Revisiting Brokeback Mountain after several years has been an emotional journey. It's brought back memories from my coming-of-age years and reflection in general how this story has shaped my life.
Perhaps my favorite memory is of sneaking a piano rendition of the film's iconic "Wings" score into a high school Shakespeare performance. I was Petruchio in Taming of the Shrew and for some reason there was a scene with a piano on stage. I spent weeks learning the Brokeback theme song for just this moment, when my character would randomly play a few bars. It was all a hilarious inside joke for us theater kids. I'd dragged most of them to see the movie with me. After the performance, my mother was prouder of me playing the piano than having the lead role. Of course she had no idea where the tune was from LOL.

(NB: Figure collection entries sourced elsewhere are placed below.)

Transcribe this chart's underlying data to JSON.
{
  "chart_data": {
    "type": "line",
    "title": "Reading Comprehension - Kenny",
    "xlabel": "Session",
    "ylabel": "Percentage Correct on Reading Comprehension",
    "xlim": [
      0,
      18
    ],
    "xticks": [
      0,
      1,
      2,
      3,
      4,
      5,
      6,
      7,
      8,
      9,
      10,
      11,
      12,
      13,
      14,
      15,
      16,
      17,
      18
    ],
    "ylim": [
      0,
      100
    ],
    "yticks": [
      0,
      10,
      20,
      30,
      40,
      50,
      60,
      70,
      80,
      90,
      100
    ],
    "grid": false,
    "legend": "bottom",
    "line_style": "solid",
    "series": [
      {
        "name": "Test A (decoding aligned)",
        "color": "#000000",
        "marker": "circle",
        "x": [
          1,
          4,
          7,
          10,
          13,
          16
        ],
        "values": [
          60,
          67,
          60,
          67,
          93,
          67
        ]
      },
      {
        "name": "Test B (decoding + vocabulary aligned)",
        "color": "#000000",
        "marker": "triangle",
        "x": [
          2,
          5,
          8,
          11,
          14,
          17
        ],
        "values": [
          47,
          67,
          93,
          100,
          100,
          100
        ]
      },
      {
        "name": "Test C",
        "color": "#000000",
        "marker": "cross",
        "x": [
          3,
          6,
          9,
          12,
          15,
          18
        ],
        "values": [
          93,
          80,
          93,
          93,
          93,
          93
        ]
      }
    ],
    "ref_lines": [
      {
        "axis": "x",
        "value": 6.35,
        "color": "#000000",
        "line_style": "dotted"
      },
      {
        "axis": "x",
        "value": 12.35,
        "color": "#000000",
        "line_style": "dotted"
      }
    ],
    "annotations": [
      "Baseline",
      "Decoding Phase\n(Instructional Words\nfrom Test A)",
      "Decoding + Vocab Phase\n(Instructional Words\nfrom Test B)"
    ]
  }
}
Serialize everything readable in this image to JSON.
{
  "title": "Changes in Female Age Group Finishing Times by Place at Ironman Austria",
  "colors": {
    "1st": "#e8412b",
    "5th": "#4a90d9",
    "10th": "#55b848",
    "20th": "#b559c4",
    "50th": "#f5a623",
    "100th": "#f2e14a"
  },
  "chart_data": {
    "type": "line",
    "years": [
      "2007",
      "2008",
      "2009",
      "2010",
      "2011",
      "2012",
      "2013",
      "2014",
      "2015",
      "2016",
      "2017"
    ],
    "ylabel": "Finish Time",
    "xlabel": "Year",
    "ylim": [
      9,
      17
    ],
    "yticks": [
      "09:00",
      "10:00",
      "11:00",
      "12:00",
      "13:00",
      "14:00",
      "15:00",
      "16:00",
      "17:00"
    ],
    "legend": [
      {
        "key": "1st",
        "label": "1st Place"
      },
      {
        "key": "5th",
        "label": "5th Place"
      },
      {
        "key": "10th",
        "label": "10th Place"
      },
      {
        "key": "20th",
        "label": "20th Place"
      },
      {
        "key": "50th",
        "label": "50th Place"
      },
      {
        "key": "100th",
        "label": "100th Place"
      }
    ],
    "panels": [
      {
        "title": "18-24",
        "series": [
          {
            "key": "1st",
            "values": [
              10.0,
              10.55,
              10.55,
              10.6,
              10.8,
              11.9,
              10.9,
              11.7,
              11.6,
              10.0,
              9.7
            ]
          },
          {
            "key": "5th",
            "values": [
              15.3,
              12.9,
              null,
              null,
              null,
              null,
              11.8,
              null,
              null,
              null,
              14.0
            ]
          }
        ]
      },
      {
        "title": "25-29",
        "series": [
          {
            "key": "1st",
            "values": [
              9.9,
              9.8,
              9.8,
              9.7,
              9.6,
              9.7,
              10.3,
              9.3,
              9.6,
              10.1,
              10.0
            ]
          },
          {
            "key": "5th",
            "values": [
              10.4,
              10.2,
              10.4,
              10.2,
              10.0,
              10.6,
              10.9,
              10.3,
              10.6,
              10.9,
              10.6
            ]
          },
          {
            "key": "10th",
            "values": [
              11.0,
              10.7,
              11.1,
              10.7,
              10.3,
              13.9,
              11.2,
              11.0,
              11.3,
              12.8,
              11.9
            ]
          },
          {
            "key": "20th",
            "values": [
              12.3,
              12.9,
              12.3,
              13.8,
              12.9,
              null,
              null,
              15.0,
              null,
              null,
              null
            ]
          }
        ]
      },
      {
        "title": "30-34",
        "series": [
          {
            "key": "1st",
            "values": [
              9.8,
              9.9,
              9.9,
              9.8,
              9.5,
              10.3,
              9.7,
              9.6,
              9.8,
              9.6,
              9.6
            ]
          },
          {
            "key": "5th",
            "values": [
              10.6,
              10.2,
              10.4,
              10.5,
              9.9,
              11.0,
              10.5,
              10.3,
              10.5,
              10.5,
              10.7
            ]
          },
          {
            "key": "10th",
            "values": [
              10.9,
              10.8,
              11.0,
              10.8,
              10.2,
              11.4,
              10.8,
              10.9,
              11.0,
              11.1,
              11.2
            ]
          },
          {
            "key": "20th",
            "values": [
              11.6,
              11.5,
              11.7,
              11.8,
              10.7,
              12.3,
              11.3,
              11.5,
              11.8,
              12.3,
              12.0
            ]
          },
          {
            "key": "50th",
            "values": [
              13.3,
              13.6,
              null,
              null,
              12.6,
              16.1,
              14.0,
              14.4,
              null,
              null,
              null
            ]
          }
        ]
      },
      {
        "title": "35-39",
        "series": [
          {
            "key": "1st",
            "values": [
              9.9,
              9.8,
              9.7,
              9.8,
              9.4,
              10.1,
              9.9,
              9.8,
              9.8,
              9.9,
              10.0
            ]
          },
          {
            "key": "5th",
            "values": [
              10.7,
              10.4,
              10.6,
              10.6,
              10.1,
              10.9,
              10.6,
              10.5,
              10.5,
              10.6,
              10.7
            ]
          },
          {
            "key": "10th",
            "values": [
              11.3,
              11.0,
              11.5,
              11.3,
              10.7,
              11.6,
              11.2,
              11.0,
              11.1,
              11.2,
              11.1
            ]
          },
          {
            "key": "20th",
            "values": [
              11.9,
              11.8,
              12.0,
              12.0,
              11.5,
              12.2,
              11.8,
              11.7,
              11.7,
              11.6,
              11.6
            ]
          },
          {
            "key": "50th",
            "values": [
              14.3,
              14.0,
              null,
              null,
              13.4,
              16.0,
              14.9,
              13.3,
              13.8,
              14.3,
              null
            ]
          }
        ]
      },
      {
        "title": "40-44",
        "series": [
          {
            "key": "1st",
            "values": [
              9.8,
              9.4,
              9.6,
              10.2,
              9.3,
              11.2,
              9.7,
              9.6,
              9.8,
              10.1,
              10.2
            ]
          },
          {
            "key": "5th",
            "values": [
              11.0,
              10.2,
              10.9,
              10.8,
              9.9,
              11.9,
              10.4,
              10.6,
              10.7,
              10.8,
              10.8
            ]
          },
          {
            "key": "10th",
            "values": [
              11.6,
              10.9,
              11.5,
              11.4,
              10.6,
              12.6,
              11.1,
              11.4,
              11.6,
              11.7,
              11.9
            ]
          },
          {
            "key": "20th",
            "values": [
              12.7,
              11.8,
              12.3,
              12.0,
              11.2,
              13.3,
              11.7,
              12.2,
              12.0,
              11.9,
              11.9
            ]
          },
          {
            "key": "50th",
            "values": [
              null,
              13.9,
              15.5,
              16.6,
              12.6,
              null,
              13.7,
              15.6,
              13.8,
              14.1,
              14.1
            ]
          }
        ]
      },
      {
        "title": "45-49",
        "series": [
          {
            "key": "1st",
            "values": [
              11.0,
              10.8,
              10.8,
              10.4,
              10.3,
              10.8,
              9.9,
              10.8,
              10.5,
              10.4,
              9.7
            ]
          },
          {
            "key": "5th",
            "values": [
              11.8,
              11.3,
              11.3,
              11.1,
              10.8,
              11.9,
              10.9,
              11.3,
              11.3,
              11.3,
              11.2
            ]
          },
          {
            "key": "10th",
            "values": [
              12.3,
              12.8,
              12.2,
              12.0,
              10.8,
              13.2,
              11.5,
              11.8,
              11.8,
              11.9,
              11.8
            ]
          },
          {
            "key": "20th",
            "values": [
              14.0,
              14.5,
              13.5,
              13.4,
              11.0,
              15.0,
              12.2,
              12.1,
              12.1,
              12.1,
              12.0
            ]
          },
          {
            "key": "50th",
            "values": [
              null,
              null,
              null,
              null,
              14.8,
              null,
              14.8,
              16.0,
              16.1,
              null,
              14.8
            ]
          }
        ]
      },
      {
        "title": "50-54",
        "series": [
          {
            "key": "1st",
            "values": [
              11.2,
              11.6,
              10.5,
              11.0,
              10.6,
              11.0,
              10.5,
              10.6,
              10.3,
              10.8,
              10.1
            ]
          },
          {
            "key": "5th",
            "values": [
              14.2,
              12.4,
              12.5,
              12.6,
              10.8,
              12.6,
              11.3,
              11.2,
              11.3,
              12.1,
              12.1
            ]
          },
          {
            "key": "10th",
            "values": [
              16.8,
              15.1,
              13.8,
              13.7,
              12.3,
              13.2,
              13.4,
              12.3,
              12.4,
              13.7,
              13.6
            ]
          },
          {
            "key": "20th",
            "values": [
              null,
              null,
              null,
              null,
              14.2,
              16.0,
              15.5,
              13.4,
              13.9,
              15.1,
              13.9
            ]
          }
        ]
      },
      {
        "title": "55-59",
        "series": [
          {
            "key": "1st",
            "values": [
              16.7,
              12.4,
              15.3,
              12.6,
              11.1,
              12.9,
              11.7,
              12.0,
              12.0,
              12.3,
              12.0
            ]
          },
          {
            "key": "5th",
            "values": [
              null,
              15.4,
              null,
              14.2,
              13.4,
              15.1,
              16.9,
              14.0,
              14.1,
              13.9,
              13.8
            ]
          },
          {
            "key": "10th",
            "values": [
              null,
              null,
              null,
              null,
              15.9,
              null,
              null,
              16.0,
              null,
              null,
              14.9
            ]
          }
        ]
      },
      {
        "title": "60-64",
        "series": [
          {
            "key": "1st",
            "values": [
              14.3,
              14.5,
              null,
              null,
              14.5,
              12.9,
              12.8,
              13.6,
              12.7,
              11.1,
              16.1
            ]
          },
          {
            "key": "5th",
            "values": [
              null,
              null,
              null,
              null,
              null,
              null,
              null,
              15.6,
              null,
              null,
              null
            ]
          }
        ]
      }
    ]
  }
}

There's a question of how well Brokeback Mountain has aged. It's set in the 1960s in Wyoming and will be forever timeless of that era, but today our appetite for gay tragedies has lessened, I think. We still like the battle against adversity, but this is a Red, White & Royal Blue era of gay romance. We want that happy ending. We want prejudice to lose. In a way, Brokeback Mountain can feel hopeless at times. What if Ennis had decided to get a ranch with Jack? It's hard to imagine any scenario where things end happily. Of course, Annie Proulx would wag a finger at me for calling the story a romance. It isn't. It's a raw, real-life Western, and all the difficulties that come with the territory. Yes, love is part of it, but it's only a part.
Back in 2005, life didn't feel so different from the 1960s. Progress was happening, but not always well-received. Gay sex had just become legal in the 2003 Lawrence v. Texas supreme court case. In 2004, gay marriage became legal in the state of Massachusetts. Rather than celebration, the nation at large—certainly in Oklahoma—was skeptical, fearful, and furious to see gay people normalized. Like Supreme Court justice Clarence Thomas still feels today, a majority saw these legal victories as a slippery slope to full gay rights in the United States. And they weren't shy in their disagreement.
When I first saw the film, the idea of two cowboys living a happy, normal relationship was about as far-fetched as it appeared in Ennis' imagination. That made the movie more powerful and more real. Even today, that life wouldn't come without hardships. But now, I think, most viewers are more disconnected from the historical context. They might see Ennis as annoyingly stubborn and not a tragic hero of circumstance. The ending might feel played out, too much of a victory for the homophobes. Perhaps that explains the avalanche of fan fiction Annie Proulx receives, almost always with an alternative ending to her story.
Regardless of how trends come and go, however, there will always be a need for great tragedy. Revisiting Brokeback now, I didn't find it dated at all. That may or may not be a good thing. It may be a testament to its genius, or a reflection of the dark clouds looming in our current political environment.